With the ability to safely secure a quad bike in 10 seconds, we check out Welsh hill farmer Gareth Davies’ anti-theft invention, the Quad Vice. Barry Alston reports.
As quads (ATVs) continue to be the most targeted choice for many thieves, with about 380 stolen per year according to police figurers, a Welsh hill farmer has come up with a patented security device to make thieves think twice.
Called Quad Vice, the stand alone immobiliser employs a novel clamping system which takes just over 10 seconds to engage, preventing any make or model being ridden or wheeled away, says its creator.
Gareth Davies, of Wernlas Farm, Penderyn, on the edge of the Brecon Beacons National Park, developed the idea after experimenting with a number of prototypes with the final version now being manufactured and marketed locally.
The device consists of a heavy steel platform onto which an ATV can be driven. Via rolling road-type rollers, the back wheel of the quad can then be used to drive the rollers, which in turn screw wheel clamps in or out of position.
Fully adaptable for any width of bike and wheel size, the clamps grip the wheels and lock them in place, being further secured by two key operated bolts which slot into the platform base. In their raised position the platform’s ramps are also lockable.
Variable quad lengths are also catered for by a moveable bar at the front of the device, fitted with tamper proof bolts – though any forward movement is prevented by the grip of the wheel clamps, with the only exit being backwards. Exit is only possible by unlocking the four locks and using the quads’ rear wheels to power out the clamps.
The weight of the platform with a quad bike on-board makes any physical removal virtually impossible, says Mr Davies. “The only maintenance requirement is the occasional greasing of the two screws.”
For more information on the Quad Vice call 01685 379777 or e-mail firstname.lastname@example.org
One of the first customers of the Quad Vice is South Wales Valleys sheep farmer, Dilwyn John, who has lost no fewer than five quads in recent years.
None have gone missing since he bought one of only half a dozen of the devices which have so far been manufactured with a price tag of £1,500 plus VAT, though this could be reduced if produced in quantity, says the manufacturer.
“Personally I regard the outlay as value for money considering that although the insurance will pay out on the insured amount, that does not cover what is usually a £100 excess charge and then there is the cost balance of purchasing a new replacement bike. That could be several thousand pounds, not to mention the inconvenience of being without one,” says Mr John.
“The build quality is such that I see it as a lifetime investment that will hopefully put an end to my quad thefts.
“Chains and locked barn doors have proved to be no deterrents in the past and in many instances bikes have gone missing from outside the farmhouse during meal breaks, when for convenience they have not been chained up.”

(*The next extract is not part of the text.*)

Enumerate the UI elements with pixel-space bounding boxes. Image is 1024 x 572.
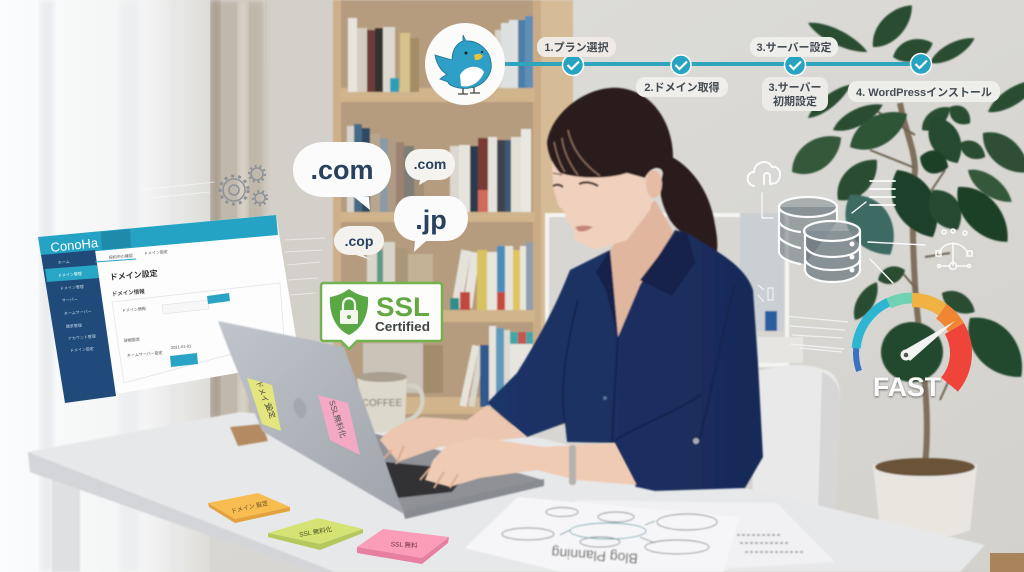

Away from his workshop and the third generation to farm the 47ha (116 acres) upland holding, Mr Davies keeps 250 outdoor lambing South Wales Mountain type ewes alongside pedigree Welsh Black and rare Whitebred Shorthorn cattle.
While keeping some of both breeds pure, a Whitebred Shorthorn bull is also being used on the Blacks to produce Blue Grey calves of the type more commonly found in the North of England.
Heifer calves are finding a ready market locally, with the steers obtaining Morrisons premium prices.